The lookout platform is easily visible from the highway. There is a small pull out parking area, interpretive signs and a large wooden platform with rails and benches. The interpretive billboards explain the history of the region and assists in identifying local landmarks.
The Windy Arm of Tagish Lake was once part of a historic paddle route during the Yukon Gold Rush. Miners would arrive in Skagway, Alaska, USA and hike the Yukon Pass to Bennett Lake. From Bennett Lake miners would paddle Nares, Tagish and Marsh Lakes to the Yukon River and Dawson City.
From the lookout, perched on a rocky ridge, one can enjoy views of the lake and surrounding mountains. Mountains like Mount Conrad, Nares Mountain and Lime Mountain. The lookout is a good opportunity to view a portion of this historic route exploring Tagish Lake.

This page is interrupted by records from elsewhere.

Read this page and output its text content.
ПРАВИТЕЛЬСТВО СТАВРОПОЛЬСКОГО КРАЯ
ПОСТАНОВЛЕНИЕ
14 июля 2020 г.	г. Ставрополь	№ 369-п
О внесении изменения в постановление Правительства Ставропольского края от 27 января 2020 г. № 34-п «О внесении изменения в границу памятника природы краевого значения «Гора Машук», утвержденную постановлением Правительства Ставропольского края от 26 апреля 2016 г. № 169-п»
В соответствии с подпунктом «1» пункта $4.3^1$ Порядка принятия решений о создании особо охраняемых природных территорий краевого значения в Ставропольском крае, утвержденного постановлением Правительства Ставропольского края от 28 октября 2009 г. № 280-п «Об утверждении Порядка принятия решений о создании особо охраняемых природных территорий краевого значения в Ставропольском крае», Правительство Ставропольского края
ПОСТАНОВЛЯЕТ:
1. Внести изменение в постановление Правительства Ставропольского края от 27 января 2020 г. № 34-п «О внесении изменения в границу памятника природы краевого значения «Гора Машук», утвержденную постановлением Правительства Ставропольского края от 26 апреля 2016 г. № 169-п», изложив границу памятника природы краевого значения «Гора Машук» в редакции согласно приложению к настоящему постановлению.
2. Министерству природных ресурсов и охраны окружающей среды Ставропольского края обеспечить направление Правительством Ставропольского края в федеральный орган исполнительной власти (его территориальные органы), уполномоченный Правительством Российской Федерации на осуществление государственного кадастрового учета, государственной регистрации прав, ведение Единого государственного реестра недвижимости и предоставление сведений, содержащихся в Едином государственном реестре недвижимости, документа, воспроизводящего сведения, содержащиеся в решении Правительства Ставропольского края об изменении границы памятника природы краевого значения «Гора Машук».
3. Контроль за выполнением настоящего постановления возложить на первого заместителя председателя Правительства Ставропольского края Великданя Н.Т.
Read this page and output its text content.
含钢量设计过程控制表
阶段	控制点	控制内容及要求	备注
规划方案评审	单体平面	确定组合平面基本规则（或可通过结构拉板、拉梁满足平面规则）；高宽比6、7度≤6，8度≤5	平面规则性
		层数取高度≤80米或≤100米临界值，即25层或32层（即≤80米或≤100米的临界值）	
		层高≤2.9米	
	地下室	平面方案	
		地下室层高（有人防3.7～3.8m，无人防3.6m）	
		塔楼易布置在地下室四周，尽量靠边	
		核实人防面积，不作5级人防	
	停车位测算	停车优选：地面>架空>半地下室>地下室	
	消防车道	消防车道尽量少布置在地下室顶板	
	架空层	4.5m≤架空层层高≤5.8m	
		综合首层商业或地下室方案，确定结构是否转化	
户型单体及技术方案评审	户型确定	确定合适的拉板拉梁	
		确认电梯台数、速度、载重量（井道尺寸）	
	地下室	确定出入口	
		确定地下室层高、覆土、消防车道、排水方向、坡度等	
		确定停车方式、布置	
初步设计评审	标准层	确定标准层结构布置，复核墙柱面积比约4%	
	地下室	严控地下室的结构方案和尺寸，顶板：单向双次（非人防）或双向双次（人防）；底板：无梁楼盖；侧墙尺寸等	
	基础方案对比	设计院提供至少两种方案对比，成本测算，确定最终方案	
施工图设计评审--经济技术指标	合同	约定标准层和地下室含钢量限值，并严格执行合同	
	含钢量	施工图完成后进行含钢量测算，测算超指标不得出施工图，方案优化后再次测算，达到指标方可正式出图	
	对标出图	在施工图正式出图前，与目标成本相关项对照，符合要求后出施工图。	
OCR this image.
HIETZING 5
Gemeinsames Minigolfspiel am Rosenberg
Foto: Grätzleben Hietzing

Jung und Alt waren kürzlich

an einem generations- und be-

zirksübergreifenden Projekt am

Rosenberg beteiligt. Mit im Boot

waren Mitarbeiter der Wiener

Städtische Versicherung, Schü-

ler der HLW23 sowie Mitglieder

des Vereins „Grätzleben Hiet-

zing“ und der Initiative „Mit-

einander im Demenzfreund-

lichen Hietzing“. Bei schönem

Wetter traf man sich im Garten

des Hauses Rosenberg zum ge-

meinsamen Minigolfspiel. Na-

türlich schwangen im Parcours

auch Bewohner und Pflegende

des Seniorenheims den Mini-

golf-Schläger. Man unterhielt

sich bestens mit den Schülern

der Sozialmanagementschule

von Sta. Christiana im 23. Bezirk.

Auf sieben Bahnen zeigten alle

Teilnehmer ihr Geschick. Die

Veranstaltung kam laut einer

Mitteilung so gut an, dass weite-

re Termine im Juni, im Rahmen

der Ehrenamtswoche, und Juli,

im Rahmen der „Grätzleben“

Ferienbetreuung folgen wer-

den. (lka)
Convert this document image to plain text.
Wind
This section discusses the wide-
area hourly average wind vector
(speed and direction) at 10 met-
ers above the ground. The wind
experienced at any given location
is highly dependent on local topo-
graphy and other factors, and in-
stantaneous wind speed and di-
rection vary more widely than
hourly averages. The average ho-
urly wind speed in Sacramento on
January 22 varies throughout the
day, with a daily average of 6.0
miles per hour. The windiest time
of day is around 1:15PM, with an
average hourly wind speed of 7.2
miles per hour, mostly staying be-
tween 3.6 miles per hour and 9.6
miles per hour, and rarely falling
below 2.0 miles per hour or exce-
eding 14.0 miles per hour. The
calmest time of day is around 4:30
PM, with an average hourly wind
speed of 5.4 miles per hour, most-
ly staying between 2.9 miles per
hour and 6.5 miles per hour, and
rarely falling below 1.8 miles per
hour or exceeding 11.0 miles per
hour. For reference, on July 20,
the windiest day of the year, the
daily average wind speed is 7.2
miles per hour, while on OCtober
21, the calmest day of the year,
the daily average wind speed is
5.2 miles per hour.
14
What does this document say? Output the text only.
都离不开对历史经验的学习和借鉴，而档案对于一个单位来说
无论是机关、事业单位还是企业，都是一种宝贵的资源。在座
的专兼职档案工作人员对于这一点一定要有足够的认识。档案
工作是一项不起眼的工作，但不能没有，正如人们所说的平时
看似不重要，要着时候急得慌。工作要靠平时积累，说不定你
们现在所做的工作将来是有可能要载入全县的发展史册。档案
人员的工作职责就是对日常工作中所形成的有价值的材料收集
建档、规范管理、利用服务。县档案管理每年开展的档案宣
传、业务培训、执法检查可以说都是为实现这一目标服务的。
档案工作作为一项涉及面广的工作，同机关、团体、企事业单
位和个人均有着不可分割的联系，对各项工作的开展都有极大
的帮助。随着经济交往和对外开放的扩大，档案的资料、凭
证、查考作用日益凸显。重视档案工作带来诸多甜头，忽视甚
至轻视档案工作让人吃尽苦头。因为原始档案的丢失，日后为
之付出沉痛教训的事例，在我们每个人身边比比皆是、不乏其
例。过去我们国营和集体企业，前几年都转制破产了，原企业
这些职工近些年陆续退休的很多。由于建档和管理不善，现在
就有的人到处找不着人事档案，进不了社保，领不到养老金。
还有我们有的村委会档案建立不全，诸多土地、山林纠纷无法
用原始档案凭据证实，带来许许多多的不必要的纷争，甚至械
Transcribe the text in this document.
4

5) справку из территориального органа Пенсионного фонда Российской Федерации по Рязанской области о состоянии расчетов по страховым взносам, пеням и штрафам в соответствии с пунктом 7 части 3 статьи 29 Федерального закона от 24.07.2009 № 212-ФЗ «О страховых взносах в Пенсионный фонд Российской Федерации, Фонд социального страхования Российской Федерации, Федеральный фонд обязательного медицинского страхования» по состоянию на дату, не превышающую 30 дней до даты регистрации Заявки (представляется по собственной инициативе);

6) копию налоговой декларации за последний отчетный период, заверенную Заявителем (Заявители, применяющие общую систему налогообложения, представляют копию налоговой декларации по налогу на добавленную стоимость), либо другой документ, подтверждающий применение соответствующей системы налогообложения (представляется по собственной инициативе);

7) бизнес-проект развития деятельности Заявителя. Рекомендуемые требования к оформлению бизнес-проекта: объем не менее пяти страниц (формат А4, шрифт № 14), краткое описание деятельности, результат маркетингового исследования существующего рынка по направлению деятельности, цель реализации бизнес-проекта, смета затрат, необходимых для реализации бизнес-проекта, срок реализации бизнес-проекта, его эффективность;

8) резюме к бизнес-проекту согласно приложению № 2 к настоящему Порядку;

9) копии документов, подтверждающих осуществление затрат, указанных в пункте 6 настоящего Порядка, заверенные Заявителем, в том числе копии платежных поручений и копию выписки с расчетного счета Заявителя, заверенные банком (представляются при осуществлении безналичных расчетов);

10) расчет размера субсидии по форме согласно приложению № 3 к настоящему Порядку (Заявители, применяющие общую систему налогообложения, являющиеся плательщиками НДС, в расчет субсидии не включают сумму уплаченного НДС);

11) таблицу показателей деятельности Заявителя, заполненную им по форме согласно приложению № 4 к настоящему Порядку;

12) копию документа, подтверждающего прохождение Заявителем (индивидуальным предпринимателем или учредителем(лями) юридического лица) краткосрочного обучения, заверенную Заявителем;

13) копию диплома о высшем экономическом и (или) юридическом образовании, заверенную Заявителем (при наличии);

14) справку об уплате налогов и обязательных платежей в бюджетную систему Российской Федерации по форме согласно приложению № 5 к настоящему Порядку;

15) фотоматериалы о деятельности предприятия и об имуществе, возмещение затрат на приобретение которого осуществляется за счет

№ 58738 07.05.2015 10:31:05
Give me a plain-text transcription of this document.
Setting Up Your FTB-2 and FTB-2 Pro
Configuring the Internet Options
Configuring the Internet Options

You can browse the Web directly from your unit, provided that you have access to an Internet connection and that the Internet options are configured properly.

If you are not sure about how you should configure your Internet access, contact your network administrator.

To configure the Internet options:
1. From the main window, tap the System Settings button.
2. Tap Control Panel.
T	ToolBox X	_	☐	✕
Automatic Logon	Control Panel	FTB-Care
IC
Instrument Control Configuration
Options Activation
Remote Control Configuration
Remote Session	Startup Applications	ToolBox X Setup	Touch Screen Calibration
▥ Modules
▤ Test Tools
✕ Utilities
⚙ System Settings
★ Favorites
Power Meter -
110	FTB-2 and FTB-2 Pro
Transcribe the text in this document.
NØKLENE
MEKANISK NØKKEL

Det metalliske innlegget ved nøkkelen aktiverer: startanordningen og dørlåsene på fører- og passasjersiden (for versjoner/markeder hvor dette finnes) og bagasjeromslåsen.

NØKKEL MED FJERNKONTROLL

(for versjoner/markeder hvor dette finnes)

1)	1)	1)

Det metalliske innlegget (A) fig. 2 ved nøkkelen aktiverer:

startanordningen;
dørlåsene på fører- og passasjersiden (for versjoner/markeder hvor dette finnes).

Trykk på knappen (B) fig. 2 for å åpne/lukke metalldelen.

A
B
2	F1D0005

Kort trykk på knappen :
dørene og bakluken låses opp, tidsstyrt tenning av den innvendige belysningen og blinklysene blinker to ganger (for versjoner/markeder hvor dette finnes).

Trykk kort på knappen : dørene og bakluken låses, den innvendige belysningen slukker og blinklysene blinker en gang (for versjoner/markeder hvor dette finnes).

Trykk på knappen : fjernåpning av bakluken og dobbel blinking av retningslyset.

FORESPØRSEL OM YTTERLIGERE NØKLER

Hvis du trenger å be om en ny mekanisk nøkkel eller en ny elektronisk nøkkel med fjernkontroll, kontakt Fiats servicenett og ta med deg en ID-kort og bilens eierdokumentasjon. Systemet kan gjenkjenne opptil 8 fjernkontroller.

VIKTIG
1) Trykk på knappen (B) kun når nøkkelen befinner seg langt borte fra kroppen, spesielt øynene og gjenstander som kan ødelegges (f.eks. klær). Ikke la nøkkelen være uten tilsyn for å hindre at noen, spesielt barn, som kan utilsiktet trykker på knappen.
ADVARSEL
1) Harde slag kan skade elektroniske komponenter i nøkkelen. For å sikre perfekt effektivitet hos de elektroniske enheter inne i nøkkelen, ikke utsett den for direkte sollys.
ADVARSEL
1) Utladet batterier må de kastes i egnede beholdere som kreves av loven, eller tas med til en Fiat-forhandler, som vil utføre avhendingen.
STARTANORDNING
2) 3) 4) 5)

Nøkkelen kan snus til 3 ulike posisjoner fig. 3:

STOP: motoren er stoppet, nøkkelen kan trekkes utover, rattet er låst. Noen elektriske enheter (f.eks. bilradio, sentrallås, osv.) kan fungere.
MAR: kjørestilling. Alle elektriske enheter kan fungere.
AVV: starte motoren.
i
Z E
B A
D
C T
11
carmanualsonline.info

Prior to the Yukon Gold Rush the chain of lakes were used by the First Nation people of the Yukon. The local First Nation tribes of the Tlingit and Tagish paddled these same waters for many years hunting and establishing trade with neighbouring villages.
In 1883 an American by the name of Schwatka was commissioned by the American Government to survey the transportation route leading to the Yukon River. Schwatka named the island Bove after a lieutenant in the Italian Navy.